Buzzcook | Everett, WA | November 04, 2011

With all due respect, I remember it differently. I opposed the war and pointed out that Powell's speech was riddled with errors if not outright lies. I wasn't alone in that. I also remember the largest protests in history marching in the cities of the world against the invasion. In real time, each of the Bush administrations excuses for going to war were debunked. If it's only in hindsight that people realize the invasion was wrong; it's because they weren't paying attention at the time.

Bernard | Washington, D.C. | November 04, 2011

With all the current Monday-morning quarterbacking and 20/20 hindsight, it might be helpful to remember what surrounded the run-up to Operation Iraqi Freedom. Everyone believed that Saddam Hussein and Iraq was a threat that needed to be eliminated -- the U.S., the British, the Germans, the French, everyone. The only real controversy at that time was what to do about it. I recall that the King of Jordan told Gen. Tommy Franks that Saddam Hussein had weapons of mass destruction and would use them. Alan Greenspan, the Chairman of the Federal Reserve, stated that Saddam Hussein's clear goal was to get control of the Middle East oil fields, and was probably within five years of being able to do so. Saddam Hussein himself told our interrogators after his capture that he did not have weapons of mass destruction, but that he had kept the minds and the means to make them. The decision to invade Iraq was a drawn-out and complicated process, and the American people are ill-served by the simplistic Bush lied/Cheney lied/Rice lied/Powell lied reductionism that we now hear.

Keith | Knoxville, TN | November 04, 2011

Love today's strip. Everyone I know who served in Iraq thinks it was a mistake for us to be there. I'm sure this isn't a representative sample, but the public perception seems to be that the military are always supportive of any war that we're in. Not true...

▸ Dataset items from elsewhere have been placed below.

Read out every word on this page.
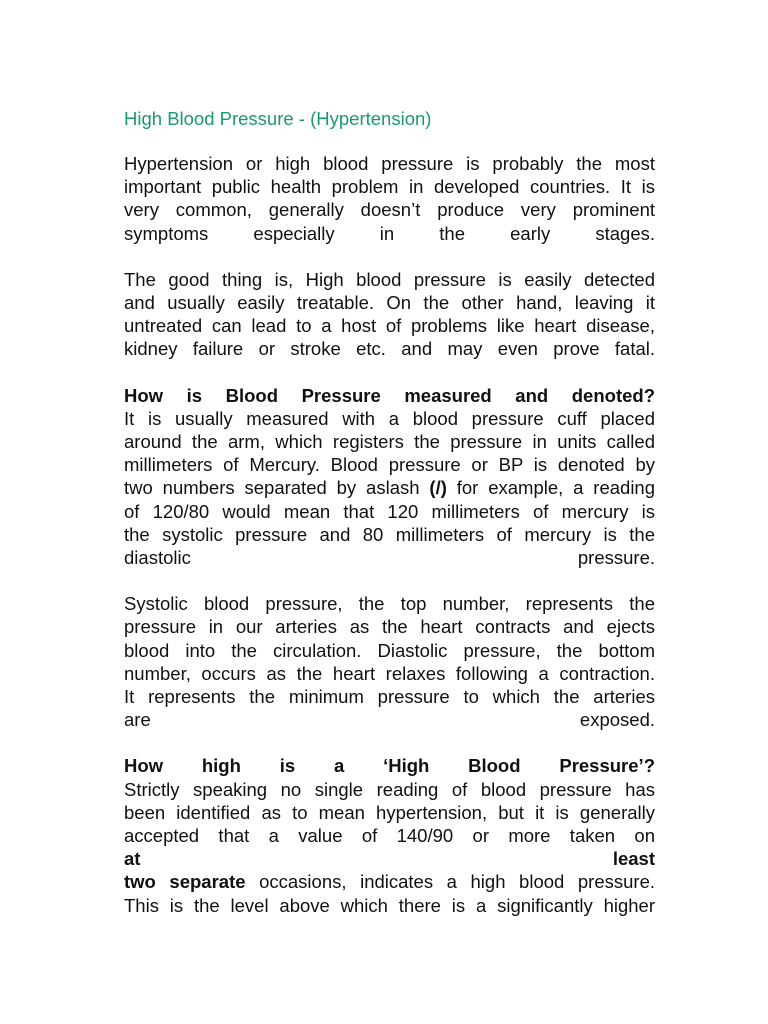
High Blood Pressure - (Hypertension)
Hypertension or high blood pressure is probably the most
important public health problem in developed countries. It is
very common, generally doesn’t produce very prominent
symptoms especially in the early stages.
The good thing is, High blood pressure is easily detected
and usually easily treatable. On the other hand, leaving it
untreated can lead to a host of problems like heart disease,
kidney failure or stroke etc. and may even prove fatal.
How is Blood Pressure measured and denoted?
It is usually measured with a blood pressure cuff placed
around the arm, which registers the pressure in units called
millimeters of Mercury. Blood pressure or BP is denoted by
two numbers separated by aslash (/) for example, a reading
of 120/80 would mean that 120 millimeters of mercury is
the systolic pressure and 80 millimeters of mercury is the
diastolic pressure.
Systolic blood pressure, the top number, represents the
pressure in our arteries as the heart contracts and ejects
blood into the circulation. Diastolic pressure, the bottom
number, occurs as the heart relaxes following a contraction.
It represents the minimum pressure to which the arteries
are exposed.
How high is a ‘High Blood Pressure’?
Strictly speaking no single reading of blood pressure has
been identified as to mean hypertension, but it is generally
accepted that a value of 140/90 or more taken on
at least
two separate occasions, indicates a high blood pressure.
This is the level above which there is a significantly higher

J.B. | Cambridge, UK | November 04, 2011

Loved the punchline to today's strip. I recall going to a college garden party in about 2006, and I fell into conversation with the college's bursar, a rather peppery retired major. Somehow the subject of the war came up. I was in my early twenties, so when the bursar demanded to know what I thought of the Iraq war, I was rather intimidated. However, I didn't wish to lie, so I said bluntly, "I think it was a hare-brained military adventure we went into under false pretences, and we really shouldn't have done so." To which he replied "Damn right!" and proceeded to tell us, at length, how disquieted much of the Army brass was by the whole thing. Moral: don't assume that all military men are gung-ho hawks -- and equally, don't assume that people who don't support particular wars therefore don't support the troops.